1. Financial institutions, insurance and compliance
Fintech companies, banks and insurers work with highly sensitive customer data and must meet various compliance requirements to operate successfully. Therefore, the role of establishing good fraud detection practices is even more important in these industries.
For example, Bank of America uses AI for a variety of purposes, including fraud detection. The organization uses AI to navigate data regarding past fraudulent transactions. The AI develops an understanding of what makes a transaction suspicious and is trained to flag any potential fraud in the future.
2. E-commerce and transactional fraud
E-commerce businesses have to perform thousands of transactions per day, which can be difficult for even the most experienced fraud handlers.
Using an AI-based fraud detection system, managers can capture historical data to understand why past instances of fraudulent transactions have gone unreported.

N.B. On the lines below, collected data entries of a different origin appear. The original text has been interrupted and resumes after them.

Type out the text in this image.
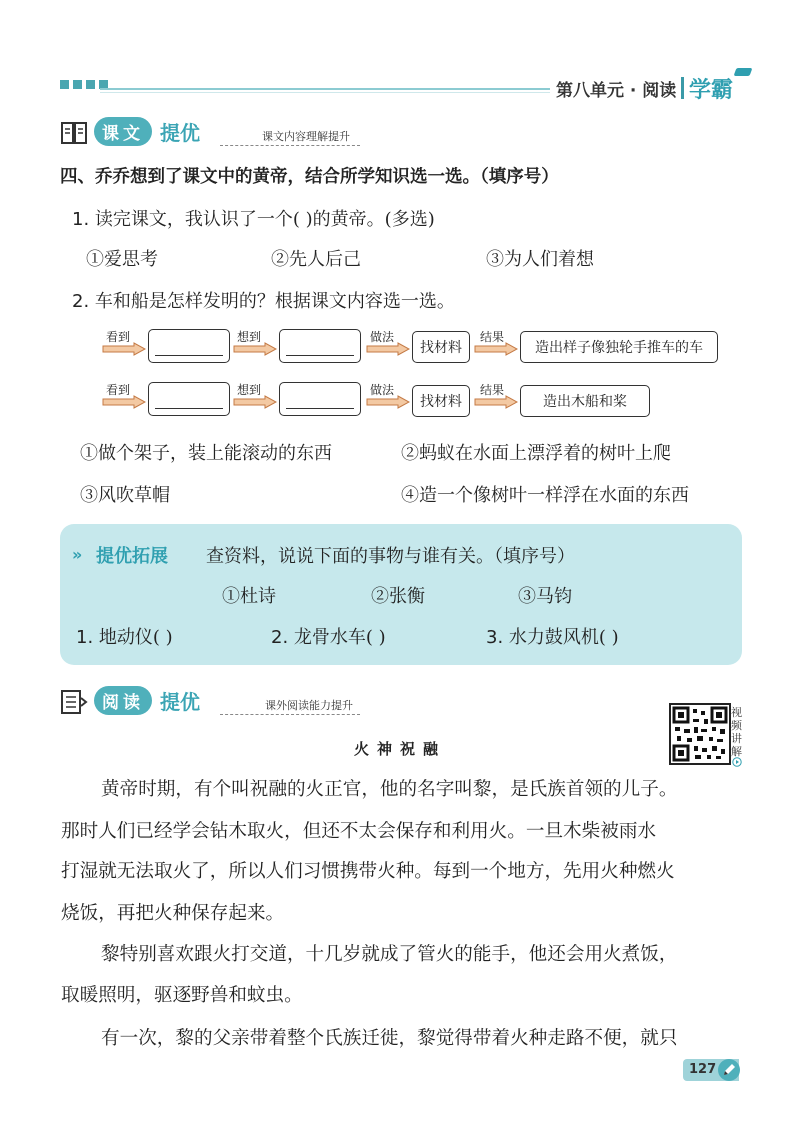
第八单元 · 阅读 学霸
课文 提优	课文内容理解提升
四、乔乔想到了课文中的黄帝，结合所学知识选一选。（填序号）
1. 读完课文，我认识了一个( )的黄帝。(多选)
①爱思考	②先人后己	③为人们着想
2. 车和船是怎样发明的？根据课文内容选一选。
看到	想到	做法
找材料
结果
造出样子像独轮手推车的车
看到	想到	做法
找材料
结果
造出木船和桨
①做个架子，装上能滚动的东西	②蚂蚁在水面上漂浮着的树叶上爬
③风吹草帽	④造一个像树叶一样浮在水面的东西
» 提优拓展 查资料，说说下面的事物与谁有关。（填序号）
①杜诗	②张衡	③马钧
1. 地动仪( )	2. 龙骨水车( )	3. 水力鼓风机( )
阅读 提优	课外阅读能力提升
视频讲解
火神祝融

黄帝时期，有个叫祝融的火正官，他的名字叫黎，是氏族首领的儿子。

那时人们已经学会钻木取火，但还不太会保存和利用火。一旦木柴被雨水

打湿就无法取火了，所以人们习惯携带火种。每到一个地方，先用火种燃火

烧饭，再把火种保存起来。

黎特别喜欢跟火打交道，十几岁就成了管火的能手，他还会用火煮饭，

取暖照明，驱逐野兽和蚊虫。

有一次，黎的父亲带着整个氏族迁徙，黎觉得带着火种走路不便，就只

127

From there, businesses can gain valuable insight into their current fraud detection strategies and make adjustments to detect fraud more effectively.
3. Online games and suspicious account behavior
Online gaming companies, such as casino apps and betting platforms, are becoming increasingly popular with consumers. However, they also increase the risk of fraud. Experian suggests that as more people spent time at home during the pandemic, cases of online gambling fraud increased.
As a result, online gaming companies and other entities in gaming industries are leveraging AI fraud detection to flag suspicious accounts. Some solutions require users to go through an identity verification process, helping to reduce the risk of fraud. Additionally, these companies can meet compliance requirements by verifying the age of users to ensure they are gambling legally.
Are AI-based fraud detection methods effective?
Ultimately, companies must have strong fraud detection protocols in place when conducting investigations, whether internal or external. The three methods described above suggest that AI-powered fraud detection systems are effective. However, businesses need to understand that there is no perfect technology or software solution that will catch every instance of fraud.
Unfortunately, instances of fraud are common and no business is entirely immune to some form of fraud. Organizations around the world lose billions of dollars a year due to fraud, and consumers have lost approximately $5.8 billion due to fraud in 2021, 70% more than the previous year. This figure could be even higher if unreported cases were counted.
The Future of AI for Fraud Detection
Fraud is a serious problem facing many industries, especially during the global pandemic. However, using the latest advanced technologies such as AI and ML for fraud detection purposes can prove effective for organizations.
Upfront costs for these solutions can be high, but companies that are serious about defending their customers and their assets should consider making these cost-effective investments.